Der „SchriftZug“ von Christine Berndt ist aber nicht einfach eine moralische These. Wie Adorno in der Ästhetischen Theorie (1973, S. 344, S. 359) schrieb „…nicht die Verkündung moralischer Thesen …  ist ihre [der Kunst] Teilhabe an der Moral“ Für moralische Thesen sind in der Tat Abhandlungen präziser geeignet als Kunstwerke: „Der Prozess, den ein jedes Kunstwerk in sich vollzieht, wirkt als Modell möglicher Praxis, in der so etwas wie ein Gesamtsubjekt sich konstituiert, in die Gesellschaft zurück“.

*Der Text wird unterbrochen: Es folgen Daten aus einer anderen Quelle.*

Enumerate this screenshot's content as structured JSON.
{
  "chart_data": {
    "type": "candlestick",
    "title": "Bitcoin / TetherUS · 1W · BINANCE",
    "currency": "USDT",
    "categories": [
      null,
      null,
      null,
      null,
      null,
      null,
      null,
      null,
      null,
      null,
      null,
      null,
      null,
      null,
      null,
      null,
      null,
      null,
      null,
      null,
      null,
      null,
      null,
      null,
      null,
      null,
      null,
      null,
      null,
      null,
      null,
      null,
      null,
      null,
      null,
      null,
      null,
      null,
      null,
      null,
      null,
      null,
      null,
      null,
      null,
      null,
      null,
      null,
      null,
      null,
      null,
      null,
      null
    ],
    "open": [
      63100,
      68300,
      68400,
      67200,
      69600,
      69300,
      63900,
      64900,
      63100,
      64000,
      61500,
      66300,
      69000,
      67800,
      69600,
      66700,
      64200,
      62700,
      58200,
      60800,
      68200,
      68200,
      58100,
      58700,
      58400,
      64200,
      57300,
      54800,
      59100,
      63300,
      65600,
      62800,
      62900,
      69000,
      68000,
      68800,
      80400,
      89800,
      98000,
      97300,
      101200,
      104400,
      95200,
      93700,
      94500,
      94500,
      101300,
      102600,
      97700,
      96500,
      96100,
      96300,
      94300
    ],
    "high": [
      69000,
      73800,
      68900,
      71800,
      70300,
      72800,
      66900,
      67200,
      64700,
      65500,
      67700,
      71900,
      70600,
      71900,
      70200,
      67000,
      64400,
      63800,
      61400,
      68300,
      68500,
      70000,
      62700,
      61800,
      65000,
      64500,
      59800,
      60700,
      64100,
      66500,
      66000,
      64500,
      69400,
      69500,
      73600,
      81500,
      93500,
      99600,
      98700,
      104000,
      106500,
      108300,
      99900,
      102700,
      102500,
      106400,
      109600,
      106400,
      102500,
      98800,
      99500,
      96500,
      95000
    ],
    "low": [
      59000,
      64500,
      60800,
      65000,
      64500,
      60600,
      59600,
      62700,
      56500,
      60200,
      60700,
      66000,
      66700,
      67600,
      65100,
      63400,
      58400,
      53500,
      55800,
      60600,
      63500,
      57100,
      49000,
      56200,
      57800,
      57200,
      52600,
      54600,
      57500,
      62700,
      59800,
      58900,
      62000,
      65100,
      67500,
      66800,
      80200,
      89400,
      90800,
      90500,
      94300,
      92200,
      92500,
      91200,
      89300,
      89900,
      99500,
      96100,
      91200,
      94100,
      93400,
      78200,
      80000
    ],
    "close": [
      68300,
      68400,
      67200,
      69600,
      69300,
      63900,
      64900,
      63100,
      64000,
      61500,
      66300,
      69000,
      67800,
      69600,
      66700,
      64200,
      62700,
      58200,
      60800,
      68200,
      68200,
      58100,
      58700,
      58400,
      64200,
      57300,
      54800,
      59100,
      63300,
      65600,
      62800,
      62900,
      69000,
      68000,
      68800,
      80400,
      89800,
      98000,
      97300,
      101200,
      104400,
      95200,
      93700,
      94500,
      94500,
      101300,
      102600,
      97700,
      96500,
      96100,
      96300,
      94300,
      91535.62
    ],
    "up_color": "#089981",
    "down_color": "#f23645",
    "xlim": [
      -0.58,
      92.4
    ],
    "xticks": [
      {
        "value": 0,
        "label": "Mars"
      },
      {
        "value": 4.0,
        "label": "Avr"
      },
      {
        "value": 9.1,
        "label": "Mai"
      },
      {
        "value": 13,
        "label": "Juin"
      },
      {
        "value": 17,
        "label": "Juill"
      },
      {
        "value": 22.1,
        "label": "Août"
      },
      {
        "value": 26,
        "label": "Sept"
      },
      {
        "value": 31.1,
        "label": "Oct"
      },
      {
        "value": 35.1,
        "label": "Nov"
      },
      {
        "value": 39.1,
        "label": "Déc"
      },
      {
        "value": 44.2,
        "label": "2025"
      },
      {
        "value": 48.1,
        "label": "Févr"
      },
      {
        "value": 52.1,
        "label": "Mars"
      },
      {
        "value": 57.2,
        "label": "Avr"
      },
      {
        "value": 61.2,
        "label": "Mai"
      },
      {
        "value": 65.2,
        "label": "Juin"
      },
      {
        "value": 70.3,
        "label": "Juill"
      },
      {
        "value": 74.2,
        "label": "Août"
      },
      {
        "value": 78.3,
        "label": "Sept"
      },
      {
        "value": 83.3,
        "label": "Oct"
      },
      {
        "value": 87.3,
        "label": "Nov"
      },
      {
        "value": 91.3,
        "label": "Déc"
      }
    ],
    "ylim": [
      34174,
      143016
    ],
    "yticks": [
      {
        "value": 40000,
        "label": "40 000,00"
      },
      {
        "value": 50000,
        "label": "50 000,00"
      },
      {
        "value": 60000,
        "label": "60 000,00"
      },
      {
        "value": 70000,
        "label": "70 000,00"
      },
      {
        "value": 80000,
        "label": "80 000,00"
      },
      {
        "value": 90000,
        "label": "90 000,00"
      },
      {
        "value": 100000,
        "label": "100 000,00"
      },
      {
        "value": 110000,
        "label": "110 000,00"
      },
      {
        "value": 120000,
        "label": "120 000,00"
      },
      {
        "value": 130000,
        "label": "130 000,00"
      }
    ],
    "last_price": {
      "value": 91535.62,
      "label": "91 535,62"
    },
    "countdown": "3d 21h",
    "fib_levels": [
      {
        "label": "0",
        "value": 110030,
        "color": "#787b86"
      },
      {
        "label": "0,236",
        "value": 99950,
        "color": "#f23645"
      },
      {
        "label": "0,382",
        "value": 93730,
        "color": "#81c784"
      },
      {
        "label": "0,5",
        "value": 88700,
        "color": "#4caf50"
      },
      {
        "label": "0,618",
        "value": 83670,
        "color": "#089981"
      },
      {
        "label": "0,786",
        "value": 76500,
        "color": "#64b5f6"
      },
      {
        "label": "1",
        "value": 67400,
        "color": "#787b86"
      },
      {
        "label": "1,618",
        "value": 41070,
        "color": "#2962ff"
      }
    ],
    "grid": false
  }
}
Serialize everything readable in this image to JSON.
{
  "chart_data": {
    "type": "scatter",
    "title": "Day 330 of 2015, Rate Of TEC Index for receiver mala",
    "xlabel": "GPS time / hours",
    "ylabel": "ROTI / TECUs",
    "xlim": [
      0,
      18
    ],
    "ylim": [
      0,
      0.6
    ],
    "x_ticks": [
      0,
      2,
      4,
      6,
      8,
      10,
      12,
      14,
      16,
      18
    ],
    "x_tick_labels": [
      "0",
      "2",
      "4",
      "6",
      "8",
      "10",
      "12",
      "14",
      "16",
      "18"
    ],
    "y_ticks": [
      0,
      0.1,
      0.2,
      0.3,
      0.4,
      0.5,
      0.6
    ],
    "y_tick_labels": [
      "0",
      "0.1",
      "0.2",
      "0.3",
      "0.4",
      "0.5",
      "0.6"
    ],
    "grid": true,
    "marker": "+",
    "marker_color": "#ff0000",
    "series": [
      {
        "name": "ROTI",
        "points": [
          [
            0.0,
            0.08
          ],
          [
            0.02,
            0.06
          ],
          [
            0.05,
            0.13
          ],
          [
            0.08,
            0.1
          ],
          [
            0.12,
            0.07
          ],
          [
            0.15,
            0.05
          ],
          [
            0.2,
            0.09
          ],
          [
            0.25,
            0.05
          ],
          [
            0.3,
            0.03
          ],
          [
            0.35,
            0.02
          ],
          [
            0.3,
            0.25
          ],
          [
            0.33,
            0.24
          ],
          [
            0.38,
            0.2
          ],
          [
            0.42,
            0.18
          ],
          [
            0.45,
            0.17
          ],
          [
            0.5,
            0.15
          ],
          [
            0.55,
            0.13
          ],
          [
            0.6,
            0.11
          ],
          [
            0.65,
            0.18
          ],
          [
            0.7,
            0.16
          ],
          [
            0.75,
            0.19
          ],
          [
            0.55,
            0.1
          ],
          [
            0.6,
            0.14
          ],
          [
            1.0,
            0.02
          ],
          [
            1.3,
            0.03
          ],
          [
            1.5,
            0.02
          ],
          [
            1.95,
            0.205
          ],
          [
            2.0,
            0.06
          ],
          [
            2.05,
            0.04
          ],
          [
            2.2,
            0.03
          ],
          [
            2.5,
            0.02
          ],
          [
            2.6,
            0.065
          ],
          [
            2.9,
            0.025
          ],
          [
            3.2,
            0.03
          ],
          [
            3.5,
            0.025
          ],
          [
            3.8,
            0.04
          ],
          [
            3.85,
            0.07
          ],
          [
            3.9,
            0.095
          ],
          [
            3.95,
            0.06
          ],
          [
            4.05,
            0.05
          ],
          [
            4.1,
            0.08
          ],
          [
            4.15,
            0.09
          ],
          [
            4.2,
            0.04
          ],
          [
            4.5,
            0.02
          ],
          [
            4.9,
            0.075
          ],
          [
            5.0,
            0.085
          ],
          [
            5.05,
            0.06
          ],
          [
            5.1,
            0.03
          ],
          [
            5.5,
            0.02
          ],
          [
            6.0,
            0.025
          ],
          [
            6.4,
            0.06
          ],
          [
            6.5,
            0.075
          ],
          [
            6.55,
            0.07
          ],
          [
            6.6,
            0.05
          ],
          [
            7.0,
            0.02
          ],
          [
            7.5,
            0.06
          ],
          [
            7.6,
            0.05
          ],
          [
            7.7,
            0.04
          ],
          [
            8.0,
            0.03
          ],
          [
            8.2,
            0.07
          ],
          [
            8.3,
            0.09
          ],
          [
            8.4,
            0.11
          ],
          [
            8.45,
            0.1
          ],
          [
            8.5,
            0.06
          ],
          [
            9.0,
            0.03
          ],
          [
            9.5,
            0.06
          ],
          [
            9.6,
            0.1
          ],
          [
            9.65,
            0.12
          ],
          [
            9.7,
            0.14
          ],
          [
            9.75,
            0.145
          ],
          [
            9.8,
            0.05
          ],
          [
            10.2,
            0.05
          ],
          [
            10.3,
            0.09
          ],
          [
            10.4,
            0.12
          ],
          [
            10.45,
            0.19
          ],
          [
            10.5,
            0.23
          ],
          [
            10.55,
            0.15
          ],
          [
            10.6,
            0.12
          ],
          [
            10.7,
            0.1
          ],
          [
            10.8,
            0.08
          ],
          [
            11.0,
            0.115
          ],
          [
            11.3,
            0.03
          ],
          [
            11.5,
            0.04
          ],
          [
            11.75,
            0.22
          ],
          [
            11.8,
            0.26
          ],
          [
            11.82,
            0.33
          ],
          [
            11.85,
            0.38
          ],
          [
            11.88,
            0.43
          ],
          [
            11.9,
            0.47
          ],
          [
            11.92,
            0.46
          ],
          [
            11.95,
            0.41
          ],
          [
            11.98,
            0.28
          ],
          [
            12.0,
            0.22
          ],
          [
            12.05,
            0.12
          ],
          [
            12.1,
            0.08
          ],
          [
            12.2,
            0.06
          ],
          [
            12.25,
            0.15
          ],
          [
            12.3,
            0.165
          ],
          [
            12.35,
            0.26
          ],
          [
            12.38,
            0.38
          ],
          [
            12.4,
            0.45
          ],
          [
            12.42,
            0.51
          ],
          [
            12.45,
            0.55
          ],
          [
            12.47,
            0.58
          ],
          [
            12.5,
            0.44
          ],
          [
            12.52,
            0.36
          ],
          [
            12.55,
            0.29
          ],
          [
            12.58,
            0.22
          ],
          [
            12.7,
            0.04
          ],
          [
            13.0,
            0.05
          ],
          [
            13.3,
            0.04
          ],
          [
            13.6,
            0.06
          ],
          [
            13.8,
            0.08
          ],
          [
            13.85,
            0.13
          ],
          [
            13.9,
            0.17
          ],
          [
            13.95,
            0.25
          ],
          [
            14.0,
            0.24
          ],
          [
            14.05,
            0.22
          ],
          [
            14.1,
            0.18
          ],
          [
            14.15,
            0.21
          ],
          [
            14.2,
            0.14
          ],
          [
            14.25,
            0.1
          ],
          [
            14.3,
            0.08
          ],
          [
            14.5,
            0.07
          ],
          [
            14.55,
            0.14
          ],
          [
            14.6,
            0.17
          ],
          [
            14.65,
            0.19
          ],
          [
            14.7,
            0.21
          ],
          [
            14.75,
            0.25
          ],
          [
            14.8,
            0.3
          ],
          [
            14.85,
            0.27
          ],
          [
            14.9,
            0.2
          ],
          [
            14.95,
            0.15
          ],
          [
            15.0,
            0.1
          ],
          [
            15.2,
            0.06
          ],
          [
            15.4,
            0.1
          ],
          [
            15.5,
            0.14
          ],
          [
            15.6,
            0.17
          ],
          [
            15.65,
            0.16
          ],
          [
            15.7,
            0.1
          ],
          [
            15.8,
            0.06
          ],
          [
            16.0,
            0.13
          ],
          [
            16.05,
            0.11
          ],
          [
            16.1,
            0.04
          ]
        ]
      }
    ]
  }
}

Zur Eröffnung spielte Helmut Buck an den Gleisen die Sarabande aus der 5. Suite für Cello Solo von Johann Sebastian Bach.

Nach der Eröffnung erörterten die Dichterin Herta Müller, die Direktorin des Exil Museums Ruth Ur, Frau Richter vom Personalrat und Direktor Breuninger vom Technik Museums, Susanne Kill, Historikerin bei der Deutschen Bahn, und die Künstlerin Christine Berndt mit den zahlreichen Gekommenen an den Gleisen den „SchriftZug“ und setzten das Gespräch, nachdem sie den Erinnerungsweg bis zum Erinnerungsort im Möckernkiez gegangen waren, im Möca auf dem Kiezplatz fort.

DerBundespräsident dankt dem Möckernkiez e.V. und der Genossenschaft für „nachbarschaftliches Engagement vor Ort im Bereich der Erinnerung an die nationalsozialistische Gewaltherrschaft“. Auf den ersten Blick hat eine inklusive selbstverwaltete Wohngenossenschaft womöglich noch andere Aufgaben. Aber auf den zweiten Blick hat der Bundespräsident sicher recht. Es gäbe heute an diesem Ort keine Inklusion und Vielfältigkeit betonende soziale Wohngenossenschaft ohne die schreckliche Geschichte dieses Ortes. Die Erinnerung geht immer in die Zukunft ein.